Investigators had little more than ash and blackened shards of metal to sift through on Sunday as they tried to figure out what caused a twin-engine plane to crash shortly after taking off, killing all 10 people on board.

"The aircraft was pretty much consumed by fire," said Keith Holloway, a spokesman for the National Transportation Safety Board. "When there aren't identifiable pieces, sometimes we don't know right away what was working and what wasn't working."

An NTSB crew planned to move what was left of the wreckage to a place where it could be laid out and closely examined. A preliminary crash report could be finished late this week or early next, Holloway said Sunday, two days after nine members of a dermatology clinic and the pilot who was flying them died in eastern Utah.

Moab was one of nine regular stops for the team from Southwest Skin and Cancer/Red Canyon Aesthetics & Medical Spa in Cedar City, a rapidly growing city of 28,000 in southwestern Utah. The company had satellite offices in Utah, northern Arizona and Nevada, providing skin treatment in small, remote communities.

'Hearts are broken'
"Our hearts are broken," said Dane Leavitt, a friend of many on the trip and CEO of the company that owned the plane.

Two of the victims were adult children traveling with their fathers. Another was a 20-year-old woman who got engaged to be married the night before. By Sunday morning, a blog set up for the families had dozens of comments offering condolences.

"Everybody's having a hard time. It's hard to put into words how devastating this is," Rand Colbert, a doctor at the clinic, told the Salt Lake Tribune.

The twin-engine Beech King Air A-100 had taken off Friday evening from Canyonlands Field airport, 18 miles northwest of Moab. It hit the ground in nearby hills, flattened and exploded on impact, authorities said.

Emergency responders rushed to the site to search for possible survivors and fight a brush fire apparently sparked by the crash.

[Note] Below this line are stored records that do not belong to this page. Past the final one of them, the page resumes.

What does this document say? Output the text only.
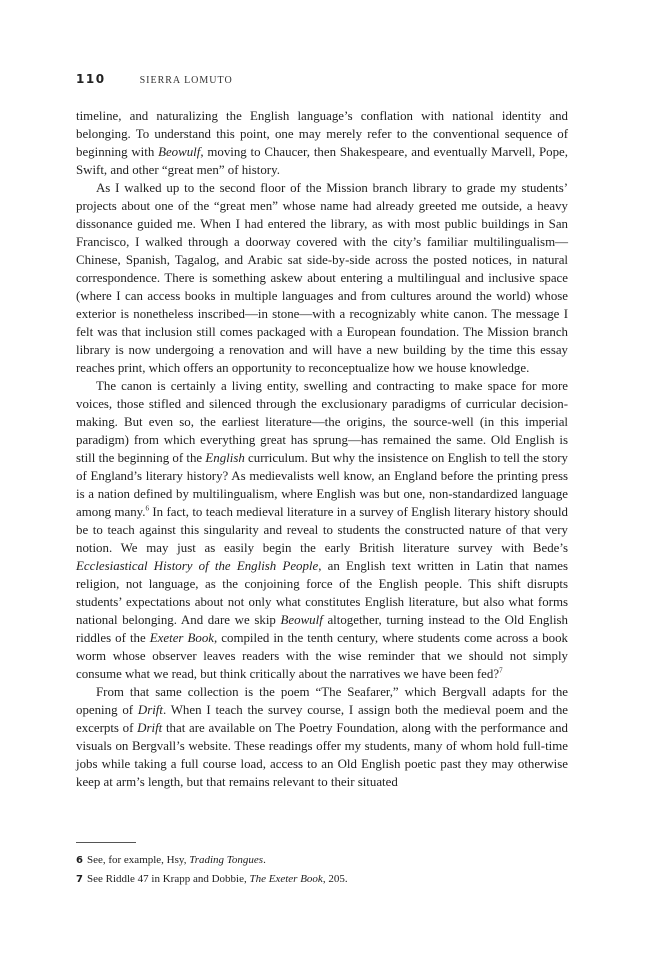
110	SIERRA LOMUTO

timeline, and naturalizing the English language’s conflation with national identity and belonging. To understand this point, one may merely refer to the conventional sequence of beginning with Beowulf, moving to Chaucer, then Shakespeare, and eventually Marvell, Pope, Swift, and other “great men” of history.

As I walked up to the second floor of the Mission branch library to grade my students’ projects about one of the “great men” whose name had already greeted me outside, a heavy dissonance guided me. When I had entered the library, as with most public buildings in San Francisco, I walked through a doorway covered with the city’s familiar multilingualism—Chinese, Spanish, Tagalog, and Arabic sat side-by-side across the posted notices, in natural correspondence. There is something askew about entering a multilingual and inclusive space (where I can access books in multiple languages and from cultures around the world) whose exterior is nonetheless inscribed—in stone—with a recognizably white canon. The message I felt was that inclusion still comes packaged with a European foundation. The Mission branch library is now undergoing a renovation and will have a new building by the time this essay reaches print, which offers an opportunity to reconceptualize how we house knowledge.

The canon is certainly a living entity, swelling and contracting to make space for more voices, those stifled and silenced through the exclusionary paradigms of curricular decision-making. But even so, the earliest literature—the origins, the source-well (in this imperial paradigm) from which everything great has sprung—has remained the same. Old English is still the beginning of the English curriculum. But why the insistence on English to tell the story of England’s literary history? As medievalists well know, an England before the printing press is a nation defined by multilingualism, where English was but one, non-standardized language among many.$^6$ In fact, to teach medieval literature in a survey of English literary history should be to teach against this singularity and reveal to students the constructed nature of that very notion. We may just as easily begin the early British literature survey with Bede’s Ecclesiastical History of the English People, an English text written in Latin that names religion, not language, as the conjoining force of the English people. This shift disrupts students’ expectations about not only what constitutes English literature, but also what forms national belonging. And dare we skip Beowulf altogether, turning instead to the Old English riddles of the Exeter Book, compiled in the tenth century, where students come across a book worm whose observer leaves readers with the wise reminder that we should not simply consume what we read, but think critically about the narratives we have been fed?$^7$

From that same collection is the poem “The Seafarer,” which Bergvall adapts for the opening of Drift. When I teach the survey course, I assign both the medieval poem and the excerpts of Drift that are available on The Poetry Foundation, along with the performance and visuals on Bergvall’s website. These readings offer my students, many of whom hold full-time jobs while taking a full course load, access to an Old English poetic past they may otherwise keep at arm’s length, but that remains relevant to their situated

6 See, for example, Hsy, Trading Tongues.
7 See Riddle 47 in Krapp and Dobbie, The Exeter Book, 205.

Grand County Sheriff James Nyland identified those killed as pilot David White; the company's director, Dr. Lansing Ellsworth, 50, and his son Dallin Ellsworth, 23; David Goddard, 60, and his daughter Cecilee Goddard, 31; Mandy Johnson; Marcie Tillery, 29; Valerie Imlay, 52; Keith Shumway, 29; and Camie Vigil, 25.

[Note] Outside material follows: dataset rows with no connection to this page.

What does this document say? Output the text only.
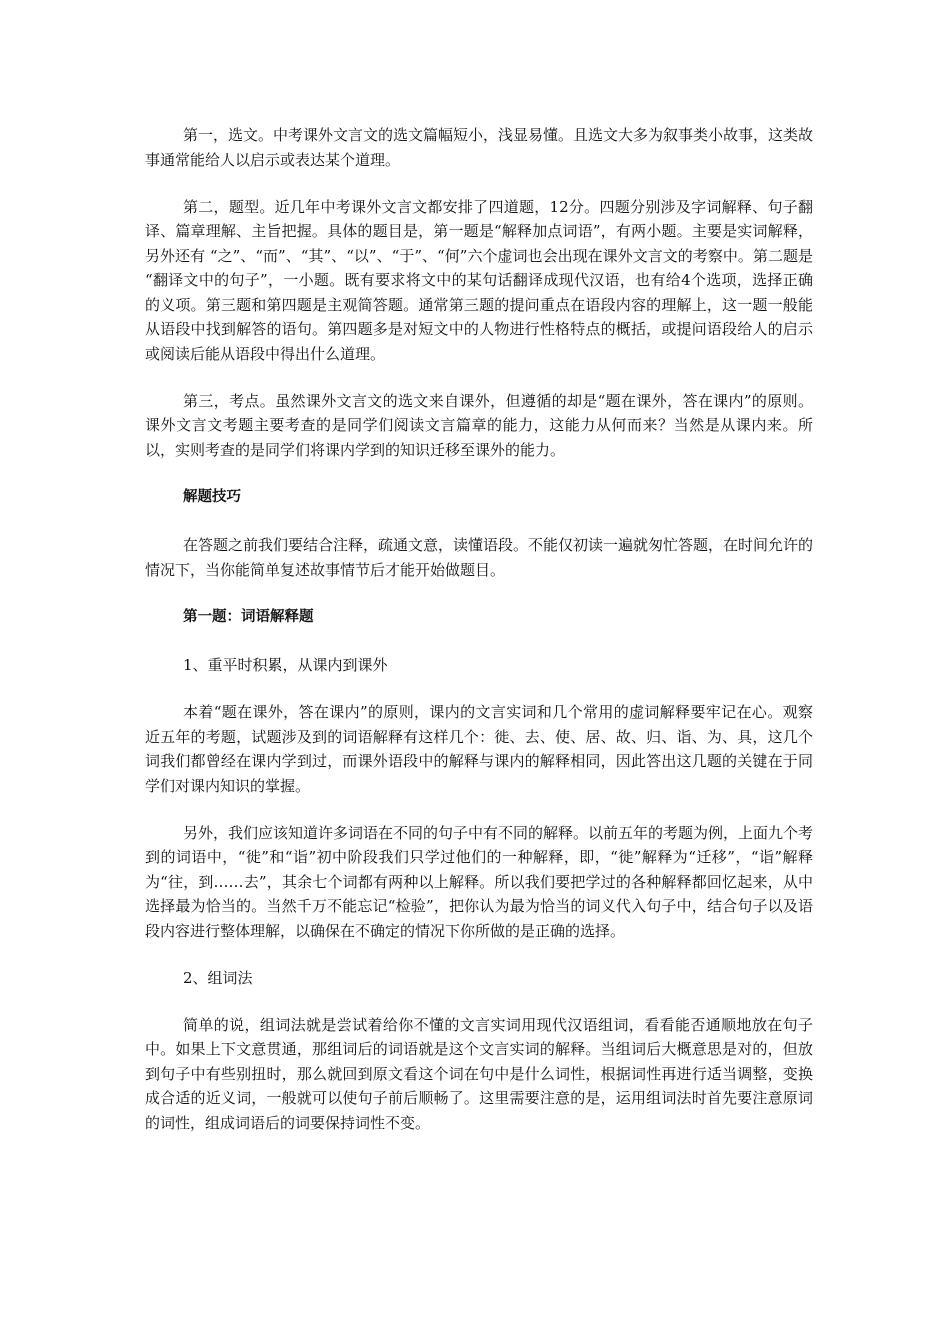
第一，选文。中考课外文言文的选文篇幅短小，浅显易懂。且选文大多为叙事类小故事，这类故事通常能给人以启示或表达某个道理。

第二，题型。近几年中考课外文言文都安排了四道题，12分。四题分别涉及字词解释、句子翻译、篇章理解、主旨把握。具体的题目是，第一题是“解释加点词语”，有两小题。主要是实词解释，另外还有 “之”、“而”、“其”、“以”、“于”、“何”六个虚词也会出现在课外文言文的考察中。第二题是 “翻译文中的句子”，一小题。既有要求将文中的某句话翻译成现代汉语，也有给4个选项，选择正确的义项。第三题和第四题是主观简答题。通常第三题的提问重点在语段内容的理解上，这一题一般能从语段中找到解答的语句。第四题多是对短文中的人物进行性格特点的概括，或提问语段给人的启示或阅读后能从语段中得出什么道理。

第三，考点。虽然课外文言文的选文来自课外，但遵循的却是“题在课外，答在课内”的原则。课外文言文考题主要考查的是同学们阅读文言篇章的能力，这能力从何而来？当然是从课内来。所以，实则考查的是同学们将课内学到的知识迁移至课外的能力。

解题技巧

在答题之前我们要结合注释，疏通文意，读懂语段。不能仅初读一遍就匆忙答题，在时间允许的情况下，当你能简单复述故事情节后才能开始做题目。

第一题：词语解释题

1、重平时积累，从课内到课外

本着“题在课外，答在课内”的原则，课内的文言实词和几个常用的虚词解释要牢记在心。观察近五年的考题，试题涉及到的词语解释有这样几个：徙、去、使、居、故、归、诣、为、具，这几个词我们都曾经在课内学到过，而课外语段中的解释与课内的解释相同，因此答出这几题的关键在于同学们对课内知识的掌握。

另外，我们应该知道许多词语在不同的句子中有不同的解释。以前五年的考题为例，上面九个考到的词语中，“徙”和“诣”初中阶段我们只学过他们的一种解释，即，“徙”解释为“迁移”，“诣”解释为“往，到……去”，其余七个词都有两种以上解释。所以我们要把学过的各种解释都回忆起来，从中选择最为恰当的。当然千万不能忘记“检验”，把你认为最为恰当的词义代入句子中，结合句子以及语段内容进行整体理解，以确保在不确定的情况下你所做的是正确的选择。

2、组词法

简单的说，组词法就是尝试着给你不懂的文言实词用现代汉语组词，看看能否通顺地放在句子中。如果上下文意贯通，那组词后的词语就是这个文言实词的解释。当组词后大概意思是对的，但放到句子中有些别扭时，那么就回到原文看这个词在句中是什么词性，根据词性再进行适当调整，变换成合适的近义词，一般就可以使句子前后顺畅了。这里需要注意的是，运用组词法时首先要注意原词的词性，组成词语后的词要保持词性不变。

"It is with disbelief that we struggle to comprehend the events of yesterday," the Ellsworth family said in a statement issued Saturday afternoon. Those from the company "provided much needed dermatology care to patients who might otherwise go without."

Linda Snow, the company's office manager in Cedar City, said, "We are just deeply saddened. These are individuals that were highly skilled and very professional in what they do, and they will be missed."

The airplane is owned by Leavitt Group Wings, part of the Cedar City-based Leavitt Group, an insurance brokerage. The dermatology group had a time-share agreement for use of the plane, said CEO Dane Leavitt.

Pilot David White was a Leavitt Group Wings employee, Leavitt said.

"He was very well qualified. He'd flown that plane for hundreds of hours. He'd flown this route many times," Leavitt said.

The airplane was built in 1975 and was well-maintained, Leavitt said. His company has owned it for six years.

Moab is about 245 miles southeast of Salt Lake City.